Greg Danz, owner of Zandbroz Variety in downtown Fargo, is a good deal more forthcoming.
“A lot of stuff has come and gone at Zandbroz,” he says, “but pens and books have stayed.”
Famously, the center of the store is a case filled with fine pens. Behind it, an impressive set of drawers contains ink, cartridges, nibs, accoutrements of the art.
“There's something about a really well-made pen,” he says. “It’s just the feel when you find a pen that fits your hand. The appeal of a lot of pens, especially fountain pens, is that you can write better with them. They can be messy, and they are more work, but then you use one, and if you do any amount of writing, it makes life a little more interesting.”
Brothers Josh and Nick, “makers” instead of president or CEO at of Birmingham Pens in Pittsburgh, which makes fine pens and custom blended inks, say, “Many of our customers believe a fountain pen connects an author to a reader at a deeper level than pixels on a screen.”
“We had a long conversation a few years ago regarding the trajectory of our work,” Josh says. “We concluded that ultimately we want to build a business that could last our lifetime (we’re both in our 30s), and to do that we’d need to build relationships that would last a lifetime. To build relationships that would last a lifetime, we needed to build products to do the same.”
“What’s really been fun about this,” Danz continues, “is in the beginning, it was mostly old guys who would come in and obsess about fountain pens. But over the last 10 years, young people have gotten into pens. They do a lot more writing than we probably ever did. Not letter writing, but they're incredible journal keepers. Most of our customers for good pens now are younger people.”
“Fifteen years ago, we were all worried that the digital age would kill books,” he says. “It hasn’t. For the young people who grew up typing on a screen, the pen is kind of cool.”
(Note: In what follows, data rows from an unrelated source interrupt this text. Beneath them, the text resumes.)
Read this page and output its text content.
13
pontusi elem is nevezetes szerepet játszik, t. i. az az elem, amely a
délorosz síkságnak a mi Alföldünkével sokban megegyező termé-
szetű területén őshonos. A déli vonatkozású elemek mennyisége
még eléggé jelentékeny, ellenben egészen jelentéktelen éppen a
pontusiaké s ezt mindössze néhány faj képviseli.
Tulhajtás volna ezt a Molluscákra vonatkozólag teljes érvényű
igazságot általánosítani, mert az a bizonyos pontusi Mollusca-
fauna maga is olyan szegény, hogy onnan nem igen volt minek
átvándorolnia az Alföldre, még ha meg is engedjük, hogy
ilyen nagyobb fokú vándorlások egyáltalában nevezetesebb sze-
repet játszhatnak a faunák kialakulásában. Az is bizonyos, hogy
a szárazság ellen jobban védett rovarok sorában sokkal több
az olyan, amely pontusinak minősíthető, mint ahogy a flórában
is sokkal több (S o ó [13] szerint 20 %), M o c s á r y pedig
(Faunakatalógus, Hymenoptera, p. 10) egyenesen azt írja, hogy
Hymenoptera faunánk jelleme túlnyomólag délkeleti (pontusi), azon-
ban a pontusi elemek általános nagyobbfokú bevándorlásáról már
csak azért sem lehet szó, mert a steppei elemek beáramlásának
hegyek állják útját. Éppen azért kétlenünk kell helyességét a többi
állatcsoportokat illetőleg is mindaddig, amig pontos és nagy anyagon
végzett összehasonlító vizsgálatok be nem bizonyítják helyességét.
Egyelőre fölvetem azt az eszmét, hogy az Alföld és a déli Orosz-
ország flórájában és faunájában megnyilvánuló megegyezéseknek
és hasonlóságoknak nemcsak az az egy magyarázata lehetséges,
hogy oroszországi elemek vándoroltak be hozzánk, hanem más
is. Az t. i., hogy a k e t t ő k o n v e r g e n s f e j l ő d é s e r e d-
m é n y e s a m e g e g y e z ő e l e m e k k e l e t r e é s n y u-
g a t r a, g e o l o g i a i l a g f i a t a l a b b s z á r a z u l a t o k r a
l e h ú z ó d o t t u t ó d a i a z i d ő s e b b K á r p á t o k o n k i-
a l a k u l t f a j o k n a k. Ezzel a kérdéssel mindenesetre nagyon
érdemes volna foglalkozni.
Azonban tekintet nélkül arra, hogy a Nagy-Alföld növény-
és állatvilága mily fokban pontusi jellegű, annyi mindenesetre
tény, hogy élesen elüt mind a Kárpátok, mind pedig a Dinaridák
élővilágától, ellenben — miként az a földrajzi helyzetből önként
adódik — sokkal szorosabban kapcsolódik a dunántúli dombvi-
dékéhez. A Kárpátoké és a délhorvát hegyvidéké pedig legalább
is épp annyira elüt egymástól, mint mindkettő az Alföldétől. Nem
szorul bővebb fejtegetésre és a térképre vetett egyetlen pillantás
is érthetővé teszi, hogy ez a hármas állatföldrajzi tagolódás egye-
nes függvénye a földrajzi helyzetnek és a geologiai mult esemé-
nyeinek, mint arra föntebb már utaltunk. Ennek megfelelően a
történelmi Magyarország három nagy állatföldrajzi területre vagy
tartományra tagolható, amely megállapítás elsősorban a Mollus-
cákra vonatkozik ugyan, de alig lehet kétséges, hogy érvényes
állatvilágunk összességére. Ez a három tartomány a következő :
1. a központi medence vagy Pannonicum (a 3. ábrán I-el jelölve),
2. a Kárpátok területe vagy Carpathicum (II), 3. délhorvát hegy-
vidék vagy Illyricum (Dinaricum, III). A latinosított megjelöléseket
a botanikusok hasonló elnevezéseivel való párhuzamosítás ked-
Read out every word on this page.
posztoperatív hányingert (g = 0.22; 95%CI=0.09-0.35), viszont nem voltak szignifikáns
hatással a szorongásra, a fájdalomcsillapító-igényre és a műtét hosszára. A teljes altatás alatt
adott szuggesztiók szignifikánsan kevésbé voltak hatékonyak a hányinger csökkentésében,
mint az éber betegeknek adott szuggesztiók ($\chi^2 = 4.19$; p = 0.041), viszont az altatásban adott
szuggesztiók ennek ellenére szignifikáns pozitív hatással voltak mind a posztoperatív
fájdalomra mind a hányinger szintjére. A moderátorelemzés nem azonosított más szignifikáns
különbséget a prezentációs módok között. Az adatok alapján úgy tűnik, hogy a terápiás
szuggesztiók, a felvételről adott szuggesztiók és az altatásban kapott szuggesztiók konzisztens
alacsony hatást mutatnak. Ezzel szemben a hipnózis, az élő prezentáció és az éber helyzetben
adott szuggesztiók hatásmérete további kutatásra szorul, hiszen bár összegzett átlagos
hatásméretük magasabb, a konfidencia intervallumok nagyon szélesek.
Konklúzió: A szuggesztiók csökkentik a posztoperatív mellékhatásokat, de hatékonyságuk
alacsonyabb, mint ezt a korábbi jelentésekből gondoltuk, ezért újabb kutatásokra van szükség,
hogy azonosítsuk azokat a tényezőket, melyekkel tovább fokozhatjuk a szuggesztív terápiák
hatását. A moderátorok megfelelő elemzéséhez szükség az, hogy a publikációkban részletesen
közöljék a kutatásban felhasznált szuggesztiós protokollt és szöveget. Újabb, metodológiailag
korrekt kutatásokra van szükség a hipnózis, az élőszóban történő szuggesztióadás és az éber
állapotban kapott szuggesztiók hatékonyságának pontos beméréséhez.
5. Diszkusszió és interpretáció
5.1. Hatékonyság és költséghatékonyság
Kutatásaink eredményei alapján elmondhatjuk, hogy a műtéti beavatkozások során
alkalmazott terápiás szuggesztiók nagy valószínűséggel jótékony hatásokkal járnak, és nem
The most expensive pen in Zandbroz is a retractable fountain pen from Lamy at $399. Most are less. The store has the Carene, a flagship pen from Waterman, as well as pens from Parker, Pilot, and Retro 51, which has pens honoring Fredrick Douglas, the Smithsonian Institution, Abraham Lincoln, Native Americans and others. Danz shows me a Retro 51 with bright, colorful stripes, and I learn it’s the Tornado model, decorated with the art of Gene Davis, who is part of the Smithsonian’s American art permanent collection.
At Zandbroz, the Fisher Space Pen is a favorite because, due to a pressurized cartridge, it can write upside-down, underwater or in outer space. At Birmingham, the new model is a sleek black fountain pen called The Raven.
“It really is an art,” Danz says. “People want fine nibs or calligraphy nibs or what have you, and we can change those out for some pens. Sometimes, people come in and just want to hang out and talk pens.”
Talking pens is like talking cars, or speakers, or hiking boots. We talk about an object, when in truth we’re talking about ourselves.
I tell him a popular accessory for the iPad is a screen protector called Paperlike. For people using a stylus, it creates the friction and feel of using an ink pen on paper. The developers call it an improvement.